Foreign Affairs Minister Simon Coveney was also quick to criticize the Security Council, despite his own officials working tirelessly to win a seat on it two years ago.
He said the veto system needs change and reform, but that it is better to have a Security Council than not.
It’s an interesting shift of tone from a government which has held a seat on the council for the past 18 months. An argument could be made that if the council has failures, Ireland is partly to blame.
For the Taoiseach, it was a strong intervention that is likely to dictate future attitudes to the Security Council.
His second US trip as Taoiseach – the first being the disastrous March trip to Washington, when he caught Covid and didn’t make it into the White House – was not without fault.
A bird struck his airplane on the way to New York from Dublin and the flight had to be diverted back to Ireland. When it landed in John F Kennedy Airport around four hours later than initially scheduled, Mr. Martin had missed arguably the most important part of this trip – a chance to meet Joe Biden at an official reception.
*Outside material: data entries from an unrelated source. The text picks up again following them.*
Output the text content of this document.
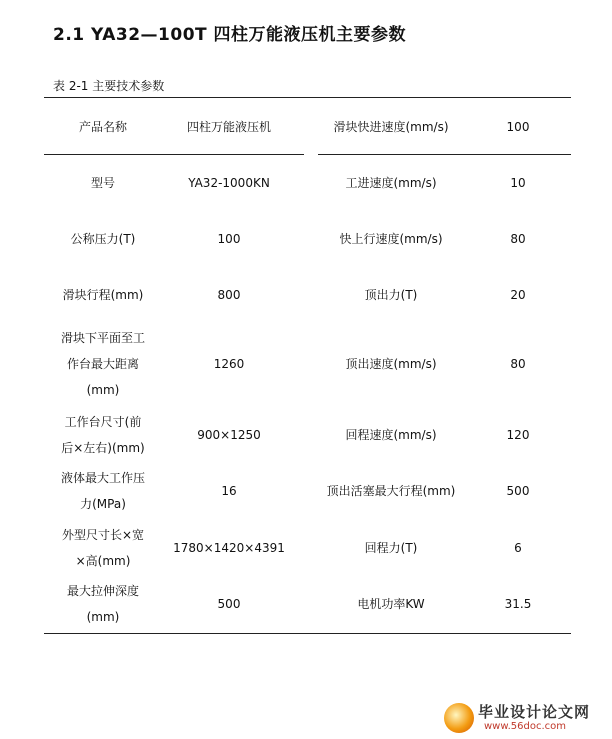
2.1 YA32—100T 四柱万能液压机主要参数
表 2-1 主要技术参数
产品名称	四柱万能液压机	滑块快进速度(mm/s)	100
型号	YA32-1000KN	工进速度(mm/s)	10
公称压力(T)	100	快上行速度(mm/s)	80
滑块行程(mm)	800	顶出力(T)	20
滑块下平面至工
作台最大距离
(mm)
1260	顶出速度(mm/s)	80
工作台尺寸(前
后×左右)(mm)
900×1250	回程速度(mm/s)	120
液体最大工作压
力(MPa)
16	顶出活塞最大行程(mm)	500
外型尺寸长×宽
×高(mm)
1780×1420×4391	回程力(T)	6
最大拉伸深度
(mm)
500	电机功率KW	31.5
毕业设计论文网
www.56doc.com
Instead, Minister Coveney took the wheel and did the honors.
The two men spoke about Liz Truss, and Minister Coveney reiterated an invitation for Mr. Biden to visit Ireland.
“I told him that there is a country waiting for a visit and he would be extraordinarily welcome when he comes back home, indeed,” he told the media later.
Ireland would welcome Joe Biden, surely. But would Ireland be welcome back to the Security Council? It remains to be seen.